Dompter les données, généraliser les algorithmes : une histoire des data sciences
Sous la direction de Boris Beaude, Institut des sciences sociales, Université de Lausanne
Quel que soit le statut à accorder aux big data, il n'en reste pas moins vrai que les traces numériques grossissent en masse, qu'elles circulent plus rapidement, trouvent de nouveaux foyers d'apparition, de nouvelles pratiques à circonscrire, qu'elles entrent dans de nouveaux rapports de pouvoir. Il est aussi vrai qu'une "classe" d'acteurs tend à apparaitre, en corrélatif à la notion de big data : les data scientists, qui ne peuvent se réduire tout à fait au rebaptême d'ingénieur·e·s et chercheur·e·s en informatique, statistiques, physique etc. L'hypothèse de départ fait apparaitre la data science comme un instrument de conquête : en réduisant le coût d'entrée dans l'informatique complexe, ou en se proposant d'administrer des calculs improbables jusqu'alors, la data science est susceptible de fonctionner comme un foyer par lequel la gouvernementalité algorithmique se propage, s'intensifie, se systématise.
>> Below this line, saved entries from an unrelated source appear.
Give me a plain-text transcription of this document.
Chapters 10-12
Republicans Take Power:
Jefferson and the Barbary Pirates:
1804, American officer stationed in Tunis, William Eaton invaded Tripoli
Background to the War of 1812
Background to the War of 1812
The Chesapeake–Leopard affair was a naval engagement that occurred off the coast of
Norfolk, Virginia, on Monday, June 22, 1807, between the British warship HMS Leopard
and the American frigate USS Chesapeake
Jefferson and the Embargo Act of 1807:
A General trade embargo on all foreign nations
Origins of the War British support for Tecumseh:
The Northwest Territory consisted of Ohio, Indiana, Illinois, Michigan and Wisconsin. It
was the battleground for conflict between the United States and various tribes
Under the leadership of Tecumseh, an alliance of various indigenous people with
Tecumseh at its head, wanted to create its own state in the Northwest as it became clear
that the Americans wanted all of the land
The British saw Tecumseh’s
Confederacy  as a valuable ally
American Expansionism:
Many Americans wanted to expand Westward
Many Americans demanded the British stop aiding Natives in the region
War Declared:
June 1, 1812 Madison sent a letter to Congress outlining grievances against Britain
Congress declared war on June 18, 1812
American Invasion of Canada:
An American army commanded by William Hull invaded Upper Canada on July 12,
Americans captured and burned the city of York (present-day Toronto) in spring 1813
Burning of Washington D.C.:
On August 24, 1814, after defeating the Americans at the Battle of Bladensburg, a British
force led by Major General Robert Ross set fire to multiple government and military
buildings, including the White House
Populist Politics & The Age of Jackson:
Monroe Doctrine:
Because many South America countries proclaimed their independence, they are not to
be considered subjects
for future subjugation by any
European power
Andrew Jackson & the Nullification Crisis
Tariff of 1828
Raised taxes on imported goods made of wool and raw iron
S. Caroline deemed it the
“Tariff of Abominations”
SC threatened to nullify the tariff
En prenant les data scientists comme point d'entrée général à une histoire du big data, il devient possible d'interroger, via des méthodes algorithmiques, le rôle des "communautés" dans l'histoire du numérique, les transformations de l'archive (l'index) et les transformations épistémologiques (le minuscule et le bayésien) auxquelles iels contribuent, ou encore les guerres de langages informatiques auxquelles la data science participe (python, R, javascript).